= Hemant Gokhale =

Indian judge (born 1949)

Hemant Laxman Gokhale is a former judge of the Supreme Court of India.
He served as chief justice of two high courts of India: Madras High Court and Allahabad High Court.

Born on 10.3.1949 at Baroda. Studied at Bal Mohan Vidya Mandir, Ramnarain Ruia College, Govt. Law College and University of Mumbai at Mumbai. M.A with Economics and Political Science, LL.M. with Constitutional and International Law. Obtained 1st Rank at the LL.M. examination in the University of Mumbai. Enrolled as an Advocate with the Bar Council of Maharashtra, on 20.1.1973, practiced in Civil, Constitutional, Labour and Service Laws and specialized in Industrial and Service matters.
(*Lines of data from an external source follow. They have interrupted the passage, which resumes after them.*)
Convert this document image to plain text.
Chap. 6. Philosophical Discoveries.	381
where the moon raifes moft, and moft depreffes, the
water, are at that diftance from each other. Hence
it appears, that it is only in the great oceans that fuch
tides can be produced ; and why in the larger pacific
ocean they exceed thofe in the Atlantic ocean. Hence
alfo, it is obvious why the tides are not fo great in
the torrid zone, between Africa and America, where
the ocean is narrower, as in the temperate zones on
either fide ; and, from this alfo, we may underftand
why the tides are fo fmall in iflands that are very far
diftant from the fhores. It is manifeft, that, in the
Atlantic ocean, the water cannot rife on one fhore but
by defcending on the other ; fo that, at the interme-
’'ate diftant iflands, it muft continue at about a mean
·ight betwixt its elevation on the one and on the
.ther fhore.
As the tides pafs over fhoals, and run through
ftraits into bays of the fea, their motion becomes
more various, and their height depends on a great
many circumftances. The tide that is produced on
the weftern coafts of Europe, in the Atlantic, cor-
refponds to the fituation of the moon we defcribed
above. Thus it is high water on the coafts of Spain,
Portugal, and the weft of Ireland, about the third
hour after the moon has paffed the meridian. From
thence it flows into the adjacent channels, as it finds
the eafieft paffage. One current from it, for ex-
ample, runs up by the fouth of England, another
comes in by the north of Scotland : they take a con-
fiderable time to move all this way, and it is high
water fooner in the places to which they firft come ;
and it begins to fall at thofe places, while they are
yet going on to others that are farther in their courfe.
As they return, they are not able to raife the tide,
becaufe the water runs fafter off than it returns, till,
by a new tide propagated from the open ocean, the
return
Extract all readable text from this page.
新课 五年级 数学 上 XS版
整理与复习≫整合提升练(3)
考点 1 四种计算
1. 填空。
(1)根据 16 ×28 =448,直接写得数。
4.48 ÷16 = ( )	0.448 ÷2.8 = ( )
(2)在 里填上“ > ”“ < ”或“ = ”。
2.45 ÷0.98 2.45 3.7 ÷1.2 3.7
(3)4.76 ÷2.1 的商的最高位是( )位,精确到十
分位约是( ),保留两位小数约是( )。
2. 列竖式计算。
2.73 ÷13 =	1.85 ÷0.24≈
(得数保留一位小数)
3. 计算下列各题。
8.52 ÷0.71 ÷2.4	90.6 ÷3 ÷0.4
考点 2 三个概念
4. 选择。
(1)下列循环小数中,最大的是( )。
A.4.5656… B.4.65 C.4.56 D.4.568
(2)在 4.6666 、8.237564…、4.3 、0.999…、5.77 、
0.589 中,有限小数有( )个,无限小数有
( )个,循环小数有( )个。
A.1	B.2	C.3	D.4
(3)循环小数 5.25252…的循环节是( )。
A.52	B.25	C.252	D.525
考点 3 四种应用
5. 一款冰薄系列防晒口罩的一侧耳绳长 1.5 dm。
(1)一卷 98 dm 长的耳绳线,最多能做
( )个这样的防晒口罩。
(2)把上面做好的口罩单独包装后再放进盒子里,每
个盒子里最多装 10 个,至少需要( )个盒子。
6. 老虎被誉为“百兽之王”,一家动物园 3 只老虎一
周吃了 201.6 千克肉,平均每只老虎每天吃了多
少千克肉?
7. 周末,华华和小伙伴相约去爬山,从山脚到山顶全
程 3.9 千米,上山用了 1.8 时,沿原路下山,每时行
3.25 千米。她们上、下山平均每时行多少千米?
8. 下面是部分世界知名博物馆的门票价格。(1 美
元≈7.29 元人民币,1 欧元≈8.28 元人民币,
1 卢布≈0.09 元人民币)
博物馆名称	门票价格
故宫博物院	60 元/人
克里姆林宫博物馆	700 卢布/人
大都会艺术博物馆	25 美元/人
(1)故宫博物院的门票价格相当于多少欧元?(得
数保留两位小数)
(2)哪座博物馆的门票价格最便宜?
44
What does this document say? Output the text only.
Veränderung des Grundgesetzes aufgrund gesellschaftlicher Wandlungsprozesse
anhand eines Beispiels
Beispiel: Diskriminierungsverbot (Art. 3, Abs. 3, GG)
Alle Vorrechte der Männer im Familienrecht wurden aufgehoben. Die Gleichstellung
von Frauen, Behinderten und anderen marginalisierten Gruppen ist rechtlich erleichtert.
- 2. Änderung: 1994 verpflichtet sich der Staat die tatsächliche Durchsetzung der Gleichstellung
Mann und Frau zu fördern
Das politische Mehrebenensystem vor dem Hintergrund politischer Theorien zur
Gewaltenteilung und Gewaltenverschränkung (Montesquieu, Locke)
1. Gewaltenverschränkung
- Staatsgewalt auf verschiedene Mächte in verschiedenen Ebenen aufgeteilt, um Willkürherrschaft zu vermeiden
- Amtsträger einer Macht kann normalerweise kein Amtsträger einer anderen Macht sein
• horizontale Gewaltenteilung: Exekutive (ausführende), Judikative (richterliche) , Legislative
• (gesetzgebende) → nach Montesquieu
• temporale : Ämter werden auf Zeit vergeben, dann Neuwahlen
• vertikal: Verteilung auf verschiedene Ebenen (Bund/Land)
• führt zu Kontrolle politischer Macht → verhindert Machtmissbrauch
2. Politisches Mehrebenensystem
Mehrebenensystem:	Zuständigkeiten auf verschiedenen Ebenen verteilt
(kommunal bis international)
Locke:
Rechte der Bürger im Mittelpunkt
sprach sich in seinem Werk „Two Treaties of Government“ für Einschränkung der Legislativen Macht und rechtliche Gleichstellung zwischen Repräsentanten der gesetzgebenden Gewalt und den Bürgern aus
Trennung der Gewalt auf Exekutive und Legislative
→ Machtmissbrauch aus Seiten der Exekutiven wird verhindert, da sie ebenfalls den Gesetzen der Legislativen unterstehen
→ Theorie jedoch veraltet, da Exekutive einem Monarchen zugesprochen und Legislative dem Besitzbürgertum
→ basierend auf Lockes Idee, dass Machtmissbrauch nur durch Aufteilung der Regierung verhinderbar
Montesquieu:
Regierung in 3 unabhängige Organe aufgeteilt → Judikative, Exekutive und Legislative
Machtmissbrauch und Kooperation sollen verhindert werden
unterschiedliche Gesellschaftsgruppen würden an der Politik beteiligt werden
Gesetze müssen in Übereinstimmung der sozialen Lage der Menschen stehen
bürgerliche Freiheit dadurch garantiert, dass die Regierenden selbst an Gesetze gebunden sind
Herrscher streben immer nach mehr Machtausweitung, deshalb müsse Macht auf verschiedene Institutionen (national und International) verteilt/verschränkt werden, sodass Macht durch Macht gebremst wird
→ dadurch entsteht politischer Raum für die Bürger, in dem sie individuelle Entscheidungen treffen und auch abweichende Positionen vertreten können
Worked as part-time Professor of Law at the Government Law College, Mumbai during 1977-84. Worked as an Assistant Government Pleader to the State of Maharashtra in the Bombay High Court on the Original as well as Appellate Sides during 1984 to 1989. He was appointed as an Additional Judge of the Bombay High Court on 20.1.1994 and immediately on appointment transferred to the Gujarat High Court on 4.2.1994. He was appointed as a permanent Judge of the Gujarat High Court on 23.1.1995. He was transferred back to the Bombay High Court on 25.2.1999. He became Acting Chief Justice of Bombay High Court on 7.1.2007. He was appointed as Chief Justice of Allahabad High Court on 7.3.2007 and transferred to Madras High Court on 9.3.2009. Elevated to the Supreme Court of India on 30.4.2010.